Нет ничего более абсурдного на белом свете, чем тюрьма, если даже отвлечься от того, что держат там за дело. Я попал в лагерь в 1949 г. за хулиганство. Служил тогда на флоте, и мы, матросы, находясь крепко «под балдой», увели служебную автомашину. Потом была драчка, полундра, выяснение отношений с патрулями, мое выступление в зале вокзального ресторана, где под соло барабана я пел свои песенки, разборка с милицией… Короче, я получил четыре года, но ухитрился отсидеть на год меньше, так как дал дуба «гуталин» (так зеки называли Сталина).

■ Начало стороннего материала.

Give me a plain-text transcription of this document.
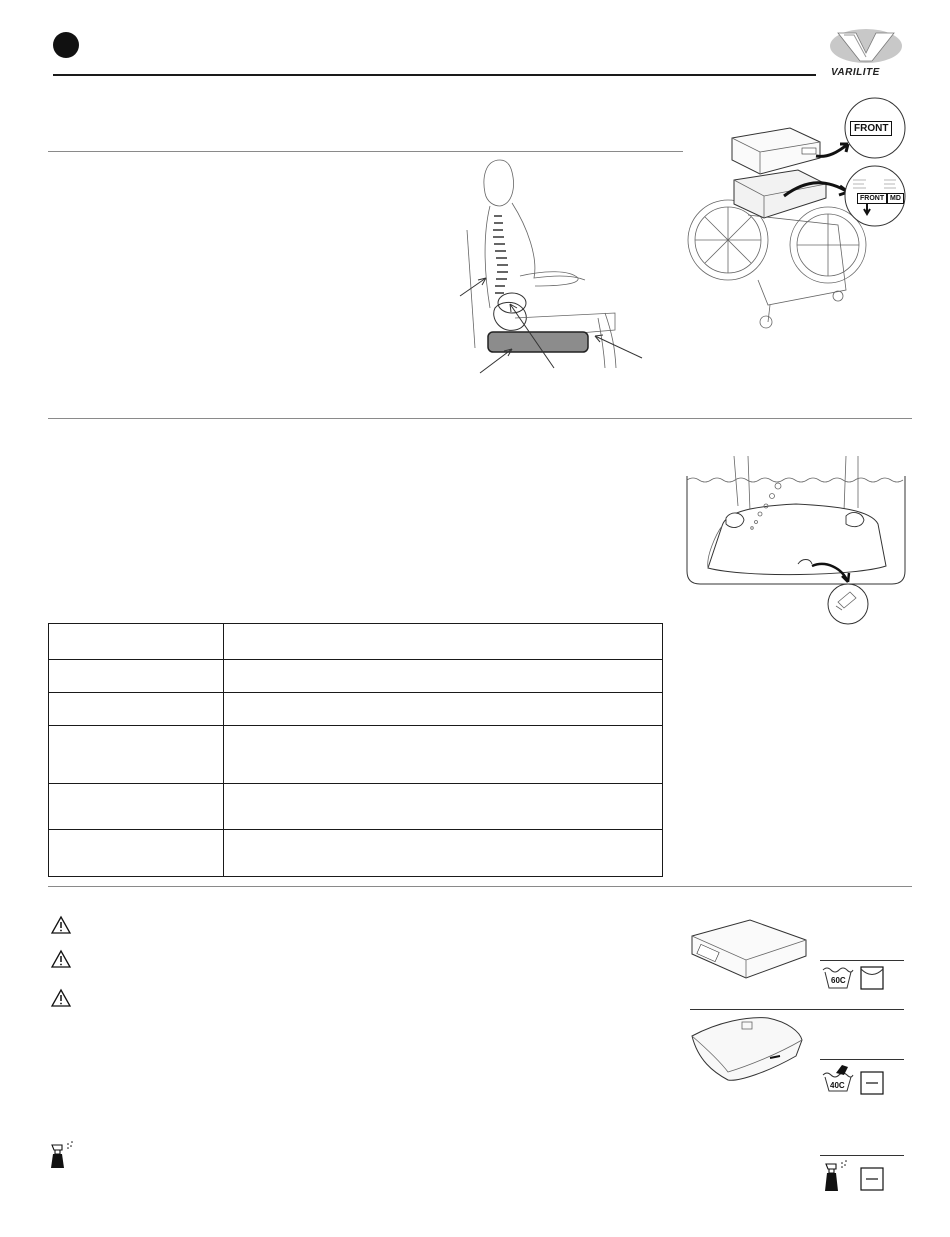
VARILITE
FRONT
FRONT MD

60C
40C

Находясь в зоне, думаешь не только о жизни лагерной. Небо открыто, даже если оно в клеточку, мысли о воле свободны, надежда есть. Я был в таких условиях, что мне даже стыдно говорить, насколько они человечнее тех, в которых оказался Шаламов. Даже Солженицыну не снилось и сотой доли того, что выпало Шаламову. А положительное уже хотя бы то, что тебе нет никакой охоты попадать за колючку еще раз. Пусть даже это страх, неважно, но он удерживает тебя от нарушения закона. Так, во всяком случае, было со мной.
— Приходилось слышать, что в лагере нет притеснений но национальному признаку, поскольку жизнь в камере не дает воли националистическим проявлениям. Отсюда вывод: именно тоталитарное общество держит людей в узде и не позволяет распоясываться…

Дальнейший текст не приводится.